En esta perspectiva, dos elementos, opuestos, pero paradójicamente interconectados entre sí podrían favorecer esta espiritualidad: por una parte, el saber vivir la soledad, pero aquella soledad que nace de la familiaridad con el silencio; que se convierte en banco de prueba indispensable para el futuro sacerdote y religioso que en el voto o promesa de celibato renuncia a vivir la relación exclusiva con otra persona. El religioso y el presbítero están esencialmente llamados a estar solos con el Señor, a entrar en intimidad con Su misterio de silencio. Pero la soledad, cuando no esta acompañada de la madurez afectiva y espiritual, se convierte en dimensión insoportable de la existencia.

El otro elemento útil a esta espiritualidad, es la presencia de relaciones sanas. La Exhortación Apostólica Pastores dabo vobis, reconoce en la capacidad de vivir juntos y de hacer comunión, uno de los signos distintivos de la vida evangélica: “elemento verdaderamente esencial para quien ha sido llamado a ser responsable de una comunidad y hombre de comunión (…). La humanidad de hoy, condenada frecuentemente a vivir en situaciones de masificación y soledad sobre todo en las grandes concentraciones urbanas, es sensible cada vez más al valor de la comunión: éste es hoy uno de los signos más elocuentes y una de las vías más eficaces del mensaje evangélico” (n.43).
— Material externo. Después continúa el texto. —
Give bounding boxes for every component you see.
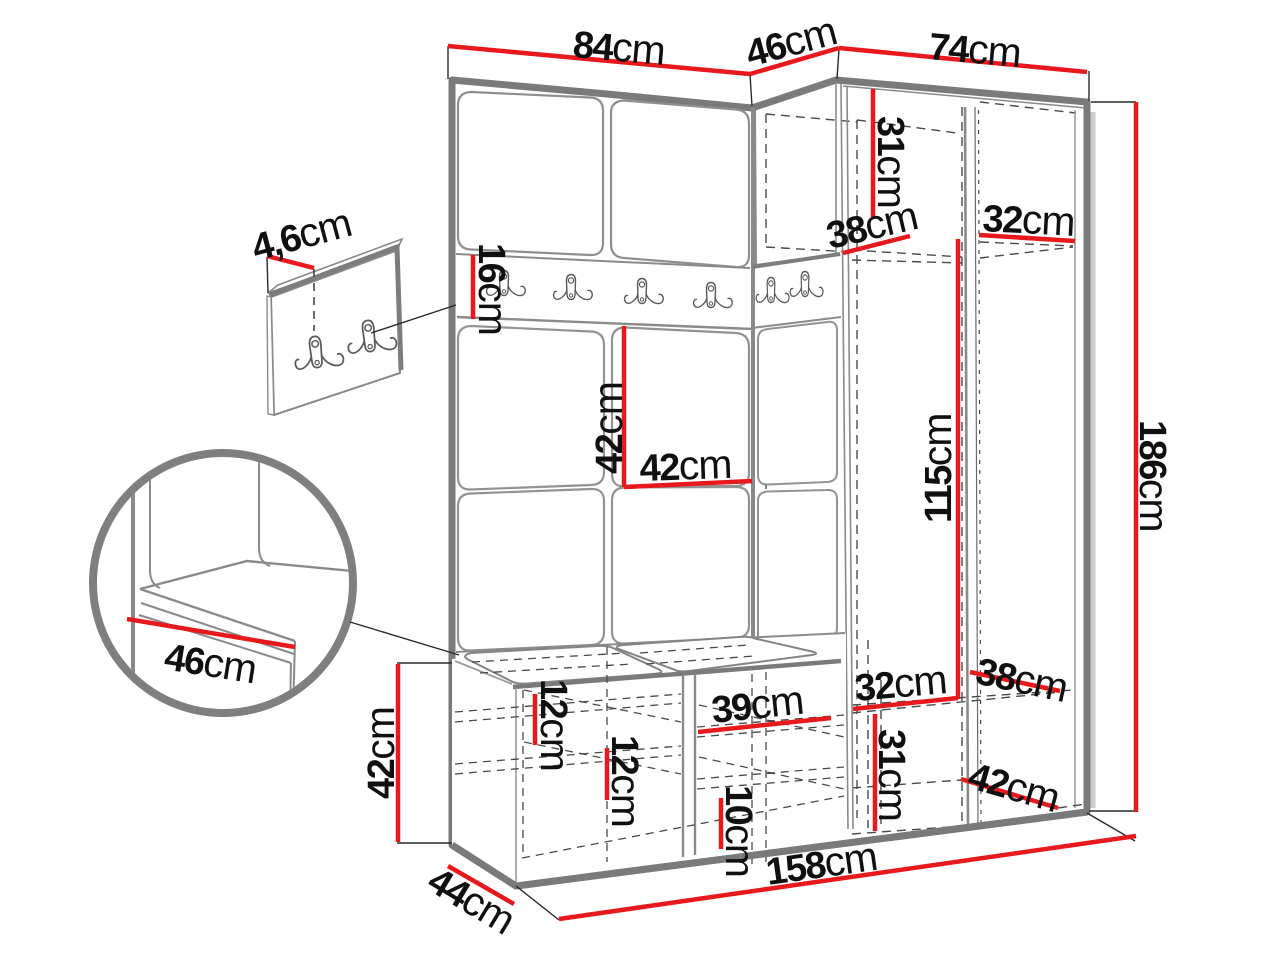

La misma Exhortación Apostólica reconoce expresamente, además, en la capacidad para cultivar sanas y profundas experiencias de amistad, un signo importante de madurez afectiva: “Puesto que el carisma del celibato, aun cuando es auténtico y probado, deja intactas las inclinaciones de la afectividad y los impulsos del instinto, los candidatos al sacerdocio necesitan una madurez afectiva que capacite a la prudencia, a la renuncia a todo lo que pueda ponerla en peligro, a la vigilancia sobre el cuerpo y el espíritu, a la estima y respeto en las relaciones interpersonales con hombres y mujeres. Una ayuda valiosa podrá hallarse en una adecuada educación para la verdadera amistad, a semejanza de los vínculos de afecto fraterno que Cristo mismo vivió en su vida (cf. Jn 11, 5)” (n.44).

Los signos de la amistad auténtica se reconocen también en la capacidad de apertura y flexibilidad, en la ausencia de posesión, en el deseo de verdad y en la capacidad de confrontarse con los otros y con las exigencias de la vida, en la disponibilidad para obedecer y aprender, actitud, esta, que muestra que la persona está animada, no por el deber, sino por el deseo de crecer y, en consecuencia, de llevar a cabo una radical restructuración de la propia vida.

Muy queridos hermanos: visitando muchas de sus diócesis he tenido la oportunidad de constatar cómo ustedes, teniendo muy en su corazón la formación de los aspirantes al sacerdocio, no escatiman esfuerzos ni medios a favor del fundamental objetivo en la vida de la Iglesia: preparar amigos enamorados de Jesús, testigos de la fe que sepan dar razón de su esperanza al mundo y faciliten el encuentro de todo el hombre y de todos los hombres con Jesucristo vivo, a través de una formación acorde a las exigencias de nuestra época, en la que frecuentemente resaltan sus sombras, pero en la que, también, jamás faltan las luces.

En su reciente Mensaje para la Jornada de las Vocaciones 2011, el Santo Padre, invitando a los Pastores a llevar a cabo una pastoral vocacional atenta y adecuada, teniendo un especial cuidado en la selección de los aspirantes al sacerdocio y de los agentes pastorales, ha recordado que la propuesta que Jesús hace a quienes dice “¡Sígueme!”, es ardua y exultante, porque invita a entrar en su amistad, a escuchar de cerca su Palabra y a vivir con Él; enseña la entrega total a Dios y a la difusión de su Reino según la ley del Evangelio; invita a salir de la propia voluntad cerrada en sí misma, de su idea de autorrealización para sumergirse en otra voluntad, la de Dios, y dejarse guiar por ella; hace vivir una fraternidad que nace de esta disponibilidad total a Dios (cf. Mt 12, 49-50), y que llega a ser el rasgo distintivo de la comunidad de Jesús: el amor de unos a otros (cfr. Jn 13, 35).

Que la protección materna de María, Madre de los sacerdotes les acompañe pues, ayudándoles a ser, como Ella, siempre fieles; y que con su intercesión les alcance, a ustedes, a los miembros de sus respectivos equipos de formadores y a los mismos aspirantes al sacerdocio, la abundancia de los dones del Espíritu y las bendiciones del cielo.